There are all kinds of ways that the devil on your shoulder can put you off.
Procrastination, diversion and lack of commitment are other roadblocks on the journey, and are all signs of resistance. For example, if you’re:
- putting off important tasks
- repeatedly finding other things to do rather than knuckling down
- being half-hearted about a project
- postponing meetings
- feeling unwilling to move things forward
– there is something inside of you that is pushing against the situation.
If this is the case, you need to be truthful with yourself about why this is happening. Ask yourself:
- Do I like what I’m doing?
- Is this inspiring me?
- Do I like the person or people I’m working for/with?
- Is this a good collaboration, or a negative relationship? Are colleagues treating me well or badly? Are we getting on ok?
- Do I feel resentful because I’m not being paid enough, or for some other reason?
- Am I simply not interested: is it a hackwriter (or hack-artist) job?
- Is it actually me who’s being difficult?
- Do I genuinely want to be doing something else?
This may open up further avenues of self-exploration, but that may not be such a bad thing. Part of being a creative is to stay aligned with your higher purpose, and this can mean asking yourself a few thorny questions from time to time.
If what you are doing is not taking you where you want to go in the wider scheme of things; if you are really not enjoying what you’re doing, it’s a case of working out what will put you back on track – and then, making it happen.
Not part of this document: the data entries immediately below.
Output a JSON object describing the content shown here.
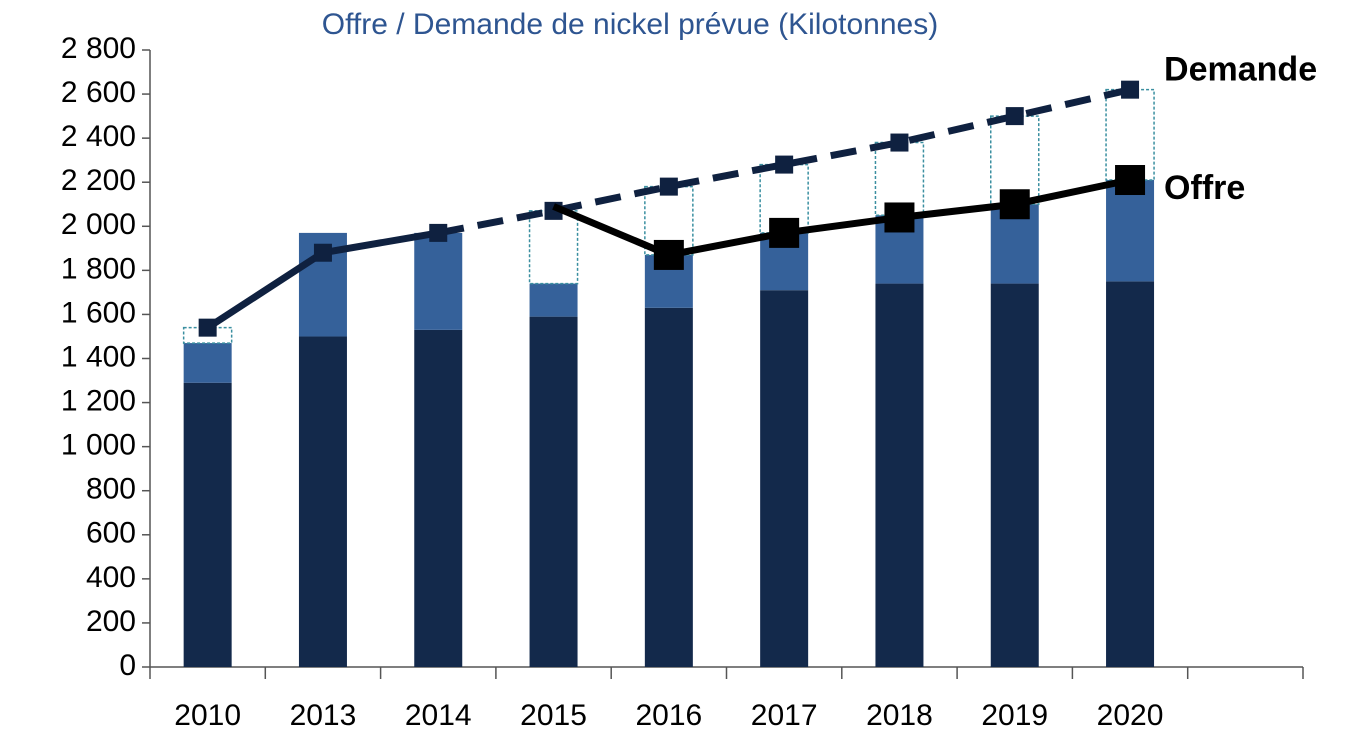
{
  "chart_data": {
    "type": "bar_line",
    "title": "Offre / Demande de nickel prévue (Kilotonnes)",
    "categories": [
      "2010",
      "2013",
      "2014",
      "2015",
      "2016",
      "2017",
      "2018",
      "2019",
      "2020",
      null
    ],
    "bars": [
      {
        "color": "#13294b",
        "values": [
          1290,
          1500,
          1530,
          1590,
          1630,
          1710,
          1740,
          1740,
          1750,
          null
        ]
      },
      {
        "color": "#35619a",
        "values": [
          180,
          470,
          440,
          150,
          240,
          260,
          310,
          360,
          460,
          null
        ]
      }
    ],
    "series": [
      {
        "name": "Demande",
        "color": "#0f2140",
        "dash_start": "2014",
        "values": [
          1540,
          1880,
          1970,
          2070,
          2180,
          2280,
          2380,
          2500,
          2620,
          null
        ]
      },
      {
        "name": "Offre",
        "color": "#000000",
        "markers_from": "2016",
        "values": [
          null,
          null,
          null,
          2090,
          1870,
          1970,
          2040,
          2100,
          2210,
          null
        ]
      }
    ],
    "gap_color": "#3a8fa0",
    "ylim": [
      0,
      2800
    ],
    "yticks": [
      0,
      200,
      400,
      600,
      800,
      {
        "value": 1000,
        "label": "1 000"
      },
      {
        "value": 1200,
        "label": "1 200"
      },
      {
        "value": 1400,
        "label": "1 400"
      },
      {
        "value": 1600,
        "label": "1 600"
      },
      {
        "value": 1800,
        "label": "1 800"
      },
      {
        "value": 2000,
        "label": "2 000"
      },
      {
        "value": 2200,
        "label": "2 200"
      },
      {
        "value": 2400,
        "label": "2 400"
      },
      {
        "value": 2600,
        "label": "2 600"
      },
      {
        "value": 2800,
        "label": "2 800"
      }
    ]
  }
}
When we’re working on a project, we have an end result in mind. This can be a positive force, as it can give us a clear sense of direction and purpose, and motivate us to keep progressing forward.
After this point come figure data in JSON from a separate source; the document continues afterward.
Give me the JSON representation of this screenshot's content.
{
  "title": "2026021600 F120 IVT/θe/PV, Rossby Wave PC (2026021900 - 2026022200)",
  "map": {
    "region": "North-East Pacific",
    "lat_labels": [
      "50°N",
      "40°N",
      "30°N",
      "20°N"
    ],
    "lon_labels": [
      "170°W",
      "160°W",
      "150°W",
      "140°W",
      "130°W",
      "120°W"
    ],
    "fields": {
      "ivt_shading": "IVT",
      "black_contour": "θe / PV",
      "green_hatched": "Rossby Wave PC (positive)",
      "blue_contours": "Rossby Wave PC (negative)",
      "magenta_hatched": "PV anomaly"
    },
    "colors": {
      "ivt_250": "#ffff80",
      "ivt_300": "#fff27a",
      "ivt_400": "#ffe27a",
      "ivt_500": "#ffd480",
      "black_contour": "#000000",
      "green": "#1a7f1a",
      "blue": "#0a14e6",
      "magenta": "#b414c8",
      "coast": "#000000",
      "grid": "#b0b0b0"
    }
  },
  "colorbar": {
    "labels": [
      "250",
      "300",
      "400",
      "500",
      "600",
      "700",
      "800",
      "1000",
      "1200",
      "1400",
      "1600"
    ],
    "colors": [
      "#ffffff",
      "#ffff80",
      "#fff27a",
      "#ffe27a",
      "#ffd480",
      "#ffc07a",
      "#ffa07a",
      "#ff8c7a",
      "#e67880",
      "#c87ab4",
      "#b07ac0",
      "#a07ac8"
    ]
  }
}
However, when we’re experiencing creative block, that end result can feel like a long, dark tunnel with barely a pinhead of light to guide us out.
The idea of play is helpful here because when we make something purely for enjoyment, we suspend any notion of getting to the finishing line. We throw goals and deadlines and all that pressure to perform out of the window.
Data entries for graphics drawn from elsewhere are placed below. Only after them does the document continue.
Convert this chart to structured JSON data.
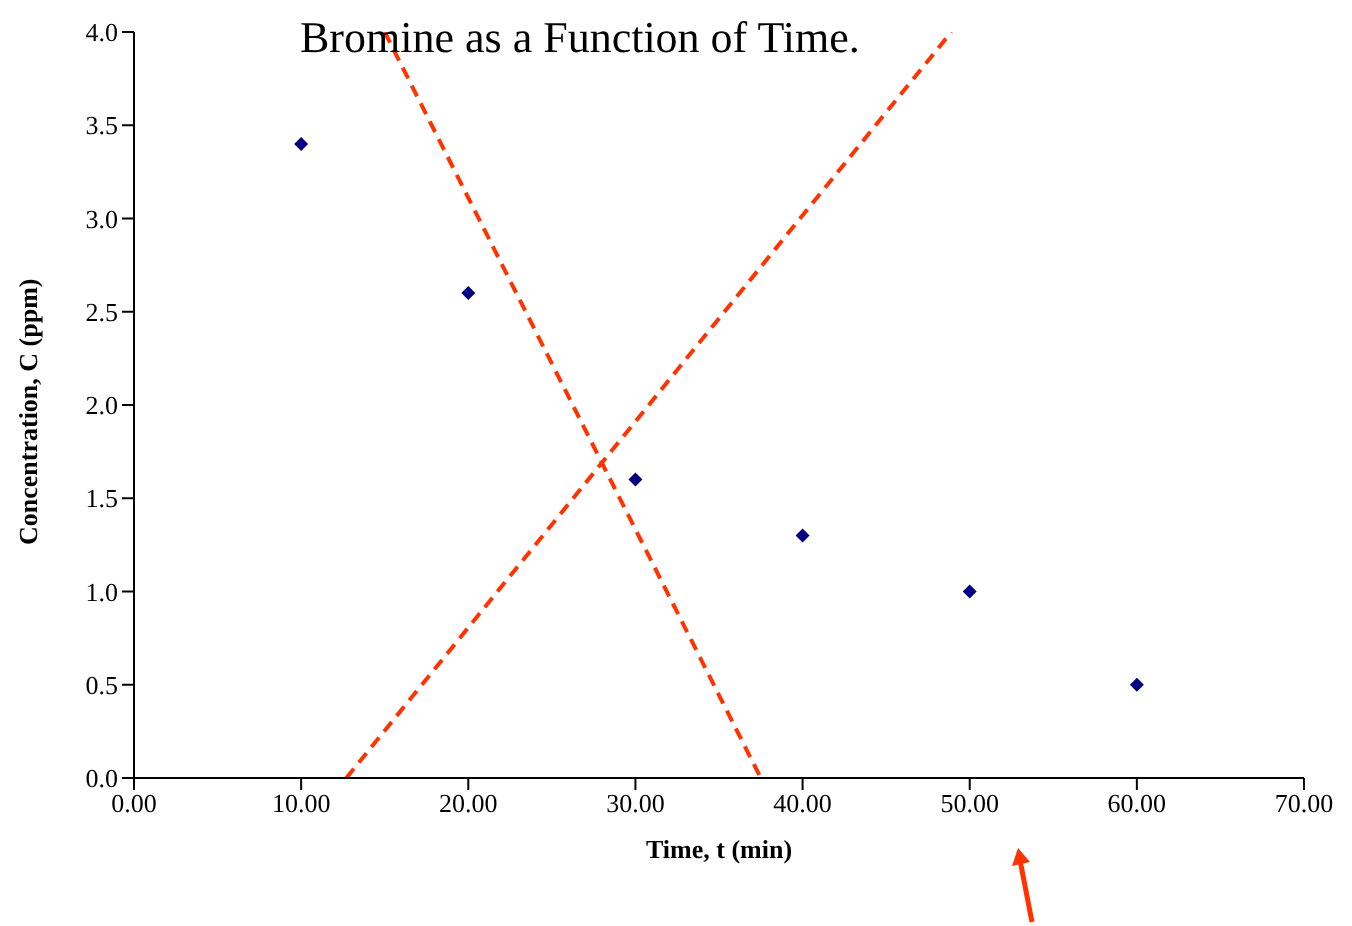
{
  "chart_data": {
    "type": "scatter",
    "title": "Bromine as a Function of Time.",
    "xlabel": "Time, t (min)",
    "ylabel": "Concentration, C (ppm)",
    "xlim": [
      0,
      70
    ],
    "ylim": [
      0,
      4.0
    ],
    "xticks": [
      {
        "value": 0,
        "label": "0.00"
      },
      {
        "value": 10,
        "label": "10.00"
      },
      {
        "value": 20,
        "label": "20.00"
      },
      {
        "value": 30,
        "label": "30.00"
      },
      {
        "value": 40,
        "label": "40.00"
      },
      {
        "value": 50,
        "label": "50.00"
      },
      {
        "value": 60,
        "label": "60.00"
      },
      {
        "value": 70,
        "label": "70.00"
      }
    ],
    "yticks": [
      {
        "value": 0,
        "label": "0.0"
      },
      0.5,
      {
        "value": 1,
        "label": "1.0"
      },
      1.5,
      {
        "value": 2,
        "label": "2.0"
      },
      2.5,
      {
        "value": 3,
        "label": "3.0"
      },
      3.5,
      {
        "value": 4,
        "label": "4.0"
      }
    ],
    "grid": false,
    "legend": false,
    "series": [
      {
        "marker": "diamond",
        "color": "#000080",
        "x": [
          10,
          20,
          30,
          40,
          50,
          60
        ],
        "values": [
          3.4,
          2.6,
          1.6,
          1.3,
          1.0,
          0.5
        ]
      },
      {
        "type": "line",
        "marker": "none",
        "color": "#ff3300",
        "line_style": "dashed",
        "x": [
          15.0,
          37.5
        ],
        "values": [
          4.0,
          0
        ]
      },
      {
        "type": "line",
        "marker": "none",
        "color": "#ff3300",
        "line_style": "dashed",
        "x": [
          12.7,
          48.9
        ],
        "values": [
          0,
          4.0
        ]
      }
    ]
  }
}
Play reconnects us with what inspires
What play does is to free us up to brainstorm, freestyle and reconnect with what inspires us. It re-engages us with our process, rather than focusing on the product.
How can we do this? There are well-established ways of artistic brainstorming, such as Brian Eno’s creative cards (Oblique Strategies, available as an app), and Tony Buzan’s mind maps (or spider diagrams).
One great way you can tap into your creative process is to choose something you love to do – for example, painting, photography, drawing or writing – and start up a play project.
The 30-day project
This concept is a very popular and tried-and-tested creative tool. It is used by writers, photographers and all kinds of artists to keep themselves lively; it’s even applied as a proactive measure to ward off stagnation.
One professional photographer I know does this every year, usually in August. She calls it ‘The 30-day Challenge’. She puts out a call for a theme or topic, then she goes out every day for a month to make a picture. This exercise stretches her both technically and in terms of subject matter: she has to find things to shoot that have no relation to her usual client work, which helps her to stay fresh in her medium.
The idea is that every day for 30 days you make one item of work. It could be a pencil drawing, a sketch or cartoon, poem, print, writing fragment, quick watercolour or painting. For photography, it could be taking one shot a day on a theme such as black and white, nature or urban architecture – whatever you fancy.
This task is purely for you
None of it has to be perfect or even particularly time-consuming; and you don’t have to show the project to anyone if you don’t want to. The point is that this task is purely for you.
(If you do want to upload your project to your website, or publish it on social media in order to interact with others and get their feedback, that’s fine too. The important thing is to do what you feel most comfortable with – just approach it how you choose!)
What the play project does is to encourage you to come up with lots of varied, simple ideas, and to make something just for the fun of it. It’s about unlocking your creative energy, and doing something completely different to what you normally do. Most importantly, you’ll be deactivating both that internal egg-timer and nagging inner critic.
At the end of the 30 days not only will you have a file full of work, but many varied examples to show for it: some of which might even inspire you to follow up with more fully-formed projects. In scratch form it may not be the best work you’ve ever made, but you will have relaxed and enjoyed doing it – and above all, you will have stopped worrying about feeling stuck. That is the main object of the exercise.
Just give it a try. You never know where it might take you!